Speaking to Breitbart London, Ukip Councillor and NEC member Tom Bursnall, who defected from the Conservatives to Ukip over the Tories’ economic policies, said “This is the same proposal that they didn’t deliver before, but worse in that the thresholds are the same despite eight years of property inflation.
“They say it wasn’t delivered because it was blocked by the Lib Dems; well, they have no chance of forming a majority government this time round so it’s not worth the paper it’s written on again.
“The policy also creates additional complexity in the tax code, because they now want to cut off the allowance at the top end of the property market. The Tories are against Labour’s mansion tax, but given Osborne’s punitive changes to stamp duty and now inheritance tax, any wealth creator with a large London property is going to be miles better off under Miliband.”

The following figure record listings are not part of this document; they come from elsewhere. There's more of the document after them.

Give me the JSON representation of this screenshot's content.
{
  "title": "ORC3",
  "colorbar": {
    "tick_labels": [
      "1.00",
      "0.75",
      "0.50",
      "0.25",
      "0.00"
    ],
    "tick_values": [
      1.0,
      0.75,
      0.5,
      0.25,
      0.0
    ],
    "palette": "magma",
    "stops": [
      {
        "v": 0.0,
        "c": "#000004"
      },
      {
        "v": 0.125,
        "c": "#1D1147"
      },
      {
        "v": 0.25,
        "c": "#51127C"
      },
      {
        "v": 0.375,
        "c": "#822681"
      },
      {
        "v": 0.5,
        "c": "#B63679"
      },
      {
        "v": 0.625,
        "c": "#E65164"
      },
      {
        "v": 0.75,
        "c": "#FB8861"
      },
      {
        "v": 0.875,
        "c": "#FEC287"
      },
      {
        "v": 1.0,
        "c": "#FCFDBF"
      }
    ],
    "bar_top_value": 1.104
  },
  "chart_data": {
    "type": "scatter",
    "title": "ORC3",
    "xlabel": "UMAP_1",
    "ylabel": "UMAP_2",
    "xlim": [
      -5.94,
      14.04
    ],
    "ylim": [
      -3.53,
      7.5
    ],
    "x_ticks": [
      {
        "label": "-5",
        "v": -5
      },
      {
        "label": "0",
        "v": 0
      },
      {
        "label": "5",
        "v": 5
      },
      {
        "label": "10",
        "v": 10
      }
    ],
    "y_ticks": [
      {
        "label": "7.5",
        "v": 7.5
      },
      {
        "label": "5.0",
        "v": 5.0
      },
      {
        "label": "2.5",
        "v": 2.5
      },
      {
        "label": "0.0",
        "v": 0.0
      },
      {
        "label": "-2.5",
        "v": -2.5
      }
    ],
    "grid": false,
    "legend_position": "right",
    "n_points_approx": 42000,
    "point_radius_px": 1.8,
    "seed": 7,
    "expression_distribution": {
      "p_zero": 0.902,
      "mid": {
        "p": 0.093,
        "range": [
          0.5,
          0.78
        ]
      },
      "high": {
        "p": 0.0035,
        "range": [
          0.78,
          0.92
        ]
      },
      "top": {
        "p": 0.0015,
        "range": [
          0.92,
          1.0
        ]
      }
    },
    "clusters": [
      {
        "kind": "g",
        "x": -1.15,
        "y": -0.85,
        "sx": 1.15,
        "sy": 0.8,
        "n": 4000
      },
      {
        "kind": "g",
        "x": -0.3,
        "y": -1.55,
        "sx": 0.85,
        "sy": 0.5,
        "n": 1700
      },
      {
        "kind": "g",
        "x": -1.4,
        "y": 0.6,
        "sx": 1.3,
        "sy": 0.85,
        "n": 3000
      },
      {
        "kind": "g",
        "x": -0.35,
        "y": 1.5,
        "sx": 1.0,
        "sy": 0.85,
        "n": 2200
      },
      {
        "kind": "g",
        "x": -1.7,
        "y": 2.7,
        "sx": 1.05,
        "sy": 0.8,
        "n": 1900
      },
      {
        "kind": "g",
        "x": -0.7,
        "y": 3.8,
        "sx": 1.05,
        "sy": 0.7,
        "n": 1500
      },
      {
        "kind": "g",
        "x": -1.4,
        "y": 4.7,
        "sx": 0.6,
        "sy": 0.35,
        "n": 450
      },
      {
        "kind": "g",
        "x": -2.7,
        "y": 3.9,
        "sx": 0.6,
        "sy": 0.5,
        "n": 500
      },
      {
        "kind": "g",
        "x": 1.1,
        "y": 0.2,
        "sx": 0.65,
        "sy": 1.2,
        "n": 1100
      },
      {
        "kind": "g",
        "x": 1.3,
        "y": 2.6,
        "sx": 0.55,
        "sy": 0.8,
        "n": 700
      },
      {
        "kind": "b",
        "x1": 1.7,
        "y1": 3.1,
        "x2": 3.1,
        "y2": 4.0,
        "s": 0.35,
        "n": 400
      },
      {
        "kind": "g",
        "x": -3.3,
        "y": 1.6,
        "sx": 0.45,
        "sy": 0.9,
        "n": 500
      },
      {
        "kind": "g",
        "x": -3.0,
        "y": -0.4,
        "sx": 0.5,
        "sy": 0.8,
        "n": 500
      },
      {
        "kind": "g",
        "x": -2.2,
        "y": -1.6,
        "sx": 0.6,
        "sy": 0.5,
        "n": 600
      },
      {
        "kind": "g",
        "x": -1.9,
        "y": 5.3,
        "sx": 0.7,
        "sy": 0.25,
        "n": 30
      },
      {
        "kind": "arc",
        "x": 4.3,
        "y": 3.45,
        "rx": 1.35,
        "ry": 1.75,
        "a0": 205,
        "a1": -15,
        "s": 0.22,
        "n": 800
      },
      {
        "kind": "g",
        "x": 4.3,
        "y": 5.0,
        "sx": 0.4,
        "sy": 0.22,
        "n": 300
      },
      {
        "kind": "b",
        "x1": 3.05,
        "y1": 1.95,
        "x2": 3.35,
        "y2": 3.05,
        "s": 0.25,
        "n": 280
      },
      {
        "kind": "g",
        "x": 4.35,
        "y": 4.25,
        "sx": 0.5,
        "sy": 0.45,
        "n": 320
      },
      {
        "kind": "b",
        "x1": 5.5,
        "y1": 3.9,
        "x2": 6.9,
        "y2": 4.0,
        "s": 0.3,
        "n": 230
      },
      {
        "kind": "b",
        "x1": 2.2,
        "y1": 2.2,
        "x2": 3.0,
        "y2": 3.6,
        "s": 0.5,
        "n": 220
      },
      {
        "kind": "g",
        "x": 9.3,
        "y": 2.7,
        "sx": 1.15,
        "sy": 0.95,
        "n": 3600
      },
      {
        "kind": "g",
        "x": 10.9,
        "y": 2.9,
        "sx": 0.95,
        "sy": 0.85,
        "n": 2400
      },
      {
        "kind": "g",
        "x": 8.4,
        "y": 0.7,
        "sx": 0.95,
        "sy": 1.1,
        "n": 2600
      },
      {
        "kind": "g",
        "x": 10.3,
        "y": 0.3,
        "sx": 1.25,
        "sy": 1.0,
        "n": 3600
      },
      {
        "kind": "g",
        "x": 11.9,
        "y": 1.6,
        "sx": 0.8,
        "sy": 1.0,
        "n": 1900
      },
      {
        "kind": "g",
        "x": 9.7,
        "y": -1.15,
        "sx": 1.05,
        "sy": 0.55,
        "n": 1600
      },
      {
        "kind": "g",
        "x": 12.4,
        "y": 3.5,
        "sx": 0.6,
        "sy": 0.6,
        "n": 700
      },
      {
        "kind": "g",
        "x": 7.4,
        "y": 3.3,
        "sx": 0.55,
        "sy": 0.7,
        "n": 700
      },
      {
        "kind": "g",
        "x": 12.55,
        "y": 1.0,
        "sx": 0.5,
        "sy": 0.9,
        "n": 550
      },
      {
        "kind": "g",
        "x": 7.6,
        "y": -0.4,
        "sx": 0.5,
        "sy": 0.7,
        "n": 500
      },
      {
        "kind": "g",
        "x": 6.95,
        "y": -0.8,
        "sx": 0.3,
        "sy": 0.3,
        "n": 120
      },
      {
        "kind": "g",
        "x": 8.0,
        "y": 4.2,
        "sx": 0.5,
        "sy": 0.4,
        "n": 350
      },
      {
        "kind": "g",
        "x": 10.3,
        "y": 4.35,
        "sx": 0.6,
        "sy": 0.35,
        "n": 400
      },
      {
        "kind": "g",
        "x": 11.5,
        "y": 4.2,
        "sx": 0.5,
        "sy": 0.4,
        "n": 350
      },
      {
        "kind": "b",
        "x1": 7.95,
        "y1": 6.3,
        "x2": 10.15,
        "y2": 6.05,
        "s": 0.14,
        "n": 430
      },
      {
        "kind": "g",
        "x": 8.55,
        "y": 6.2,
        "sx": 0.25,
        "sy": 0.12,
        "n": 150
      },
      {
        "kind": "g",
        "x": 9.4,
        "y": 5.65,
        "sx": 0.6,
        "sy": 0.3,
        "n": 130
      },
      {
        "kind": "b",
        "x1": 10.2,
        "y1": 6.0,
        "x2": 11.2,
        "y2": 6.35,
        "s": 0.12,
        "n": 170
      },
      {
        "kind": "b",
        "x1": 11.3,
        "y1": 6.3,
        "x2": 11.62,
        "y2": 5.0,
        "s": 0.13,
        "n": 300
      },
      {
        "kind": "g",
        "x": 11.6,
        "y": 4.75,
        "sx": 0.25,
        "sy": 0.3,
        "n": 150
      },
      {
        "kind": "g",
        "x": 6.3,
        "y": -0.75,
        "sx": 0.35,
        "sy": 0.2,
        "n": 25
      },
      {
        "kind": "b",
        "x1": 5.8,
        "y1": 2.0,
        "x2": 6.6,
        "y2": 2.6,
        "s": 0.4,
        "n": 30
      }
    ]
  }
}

Critics have also pointed out that the plan is to be funded by scrapping tax relief on pension contributions of those earning £150,000 or more, again forcing the most financially successful Britons to shoulder a larger proportion of the tax load.
Jonathan Isaby, Chief Executive of the TaxPayers Alliance said that his organisation welcomed the tax cut, but insisted that it was important to scrutinize the funding, saying: “The Death Tax is fundamentally immoral, hitting families at the worst possible time, and any attempt to alleviate the burden is welcome.
“For too long, successive Chancellors have allowed more and more people to be dragged into the top band by refusing to move the thresholds, and correcting for that is well overdue. This is a welcome first step towards the abolition of the most hated tax in Britain, one that penalises people for working hard and trying to pass on a better life to their children and grandchildren.
“However, it’s important that we look at the detail of withdrawing tax relief from pension contributions, as there remain serious questions about how fair and indeed practical it is to do so.”